Bash stayed in the driveway until the B&B door closed behind Candi.

“Told you she was smart,” Harden said.

“Kinda on the retentive side, you ask me.”

“I didn’t ask, but she’s no worse than you. She just looks better doin’ it.”

“I’m about to get a complex.”

“Okay, here’s your gold stars for the day. Thanks for not grindin’ her about the Cub Scouts. And for bein’ as nice as possible, for you, tellin’ her to stop apologizin’ for that printout.”

“I don’t know of many MCUs with color banner printers, that’s all. Have to say that map she stitched together outta letter size paper and Scotch tape was nice work.”

“Yeah, well, you could’ve told her that. She wasn’t really apologizin’ for the printout. That was her way of coverin’ bein’ embarrassed about showin’ us evidence she’d never have found without you gettin’ her outta the river.”

“I don’t need an apology.”

“Good.
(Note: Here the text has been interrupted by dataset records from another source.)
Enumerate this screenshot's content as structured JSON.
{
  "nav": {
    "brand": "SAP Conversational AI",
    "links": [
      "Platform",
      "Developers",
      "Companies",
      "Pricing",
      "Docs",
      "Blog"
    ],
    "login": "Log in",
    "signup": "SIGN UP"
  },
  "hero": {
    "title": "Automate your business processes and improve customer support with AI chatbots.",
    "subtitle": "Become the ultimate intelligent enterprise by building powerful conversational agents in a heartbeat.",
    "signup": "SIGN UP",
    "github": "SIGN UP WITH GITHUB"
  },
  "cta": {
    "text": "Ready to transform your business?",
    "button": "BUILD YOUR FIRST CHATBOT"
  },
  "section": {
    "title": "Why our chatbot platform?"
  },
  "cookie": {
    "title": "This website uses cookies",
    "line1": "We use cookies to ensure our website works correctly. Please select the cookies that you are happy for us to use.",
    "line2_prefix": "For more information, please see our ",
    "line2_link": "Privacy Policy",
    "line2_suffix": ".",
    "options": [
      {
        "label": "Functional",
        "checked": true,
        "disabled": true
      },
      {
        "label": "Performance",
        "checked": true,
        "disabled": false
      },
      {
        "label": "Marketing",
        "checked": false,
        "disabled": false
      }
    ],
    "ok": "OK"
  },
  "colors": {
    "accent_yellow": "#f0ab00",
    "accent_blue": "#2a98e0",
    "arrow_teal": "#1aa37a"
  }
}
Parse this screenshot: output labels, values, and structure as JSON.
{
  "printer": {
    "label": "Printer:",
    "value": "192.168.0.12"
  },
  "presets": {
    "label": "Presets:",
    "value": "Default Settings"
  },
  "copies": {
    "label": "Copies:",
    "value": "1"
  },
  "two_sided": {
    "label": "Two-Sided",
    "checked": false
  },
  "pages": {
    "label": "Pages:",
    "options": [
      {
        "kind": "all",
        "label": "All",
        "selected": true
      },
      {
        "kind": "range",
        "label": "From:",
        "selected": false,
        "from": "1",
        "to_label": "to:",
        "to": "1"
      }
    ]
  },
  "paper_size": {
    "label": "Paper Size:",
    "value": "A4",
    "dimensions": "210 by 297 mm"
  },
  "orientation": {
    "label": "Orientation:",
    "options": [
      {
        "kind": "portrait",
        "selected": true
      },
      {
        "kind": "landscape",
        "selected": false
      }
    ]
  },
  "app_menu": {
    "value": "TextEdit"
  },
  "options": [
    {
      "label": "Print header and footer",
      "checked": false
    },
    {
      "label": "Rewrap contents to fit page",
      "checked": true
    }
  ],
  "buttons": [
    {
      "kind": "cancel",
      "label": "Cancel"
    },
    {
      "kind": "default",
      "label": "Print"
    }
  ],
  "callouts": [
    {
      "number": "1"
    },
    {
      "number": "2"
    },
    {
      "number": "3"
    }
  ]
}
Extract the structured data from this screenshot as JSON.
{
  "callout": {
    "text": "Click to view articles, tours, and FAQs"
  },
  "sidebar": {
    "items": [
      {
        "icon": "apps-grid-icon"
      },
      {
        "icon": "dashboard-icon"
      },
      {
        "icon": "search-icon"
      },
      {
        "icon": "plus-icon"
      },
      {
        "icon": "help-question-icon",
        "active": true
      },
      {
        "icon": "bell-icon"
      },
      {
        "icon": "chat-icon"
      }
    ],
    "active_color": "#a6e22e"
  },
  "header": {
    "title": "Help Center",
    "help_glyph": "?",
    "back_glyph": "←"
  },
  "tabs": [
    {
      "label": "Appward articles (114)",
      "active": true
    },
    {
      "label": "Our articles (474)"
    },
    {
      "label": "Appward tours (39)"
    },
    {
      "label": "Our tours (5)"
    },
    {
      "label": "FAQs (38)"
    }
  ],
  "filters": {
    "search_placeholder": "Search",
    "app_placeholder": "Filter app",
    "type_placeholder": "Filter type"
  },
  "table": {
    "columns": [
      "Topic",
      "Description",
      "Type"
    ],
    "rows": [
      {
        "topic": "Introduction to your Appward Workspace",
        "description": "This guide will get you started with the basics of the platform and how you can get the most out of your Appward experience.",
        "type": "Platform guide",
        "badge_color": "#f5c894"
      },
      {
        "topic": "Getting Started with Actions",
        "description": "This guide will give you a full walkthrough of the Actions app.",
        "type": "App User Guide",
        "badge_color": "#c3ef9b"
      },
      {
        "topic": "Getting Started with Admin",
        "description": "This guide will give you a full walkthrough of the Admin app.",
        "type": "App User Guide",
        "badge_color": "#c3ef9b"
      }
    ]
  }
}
You might find a way of sayin’ that, too. Without comin’ right out and sayin’ it.”

“Is this one of those mentor moments I’ve heard about?”

“I had to tell her how to deal with the damn scouts. Only right I should tell you how to deal with her. Listen Bash, all bullshittin’ aside. She’s good. Hardheaded, but that’s okay. So am I, so are you. We need to learn how to get outta our own way here ‘cause I have a feeling it’s gonna take all three of us to figure this Jimmy Pierce thing. If that means bringin’ you and Agent Cotton up to speed on how the sun don’t shine outta either one a your asses, so be it.”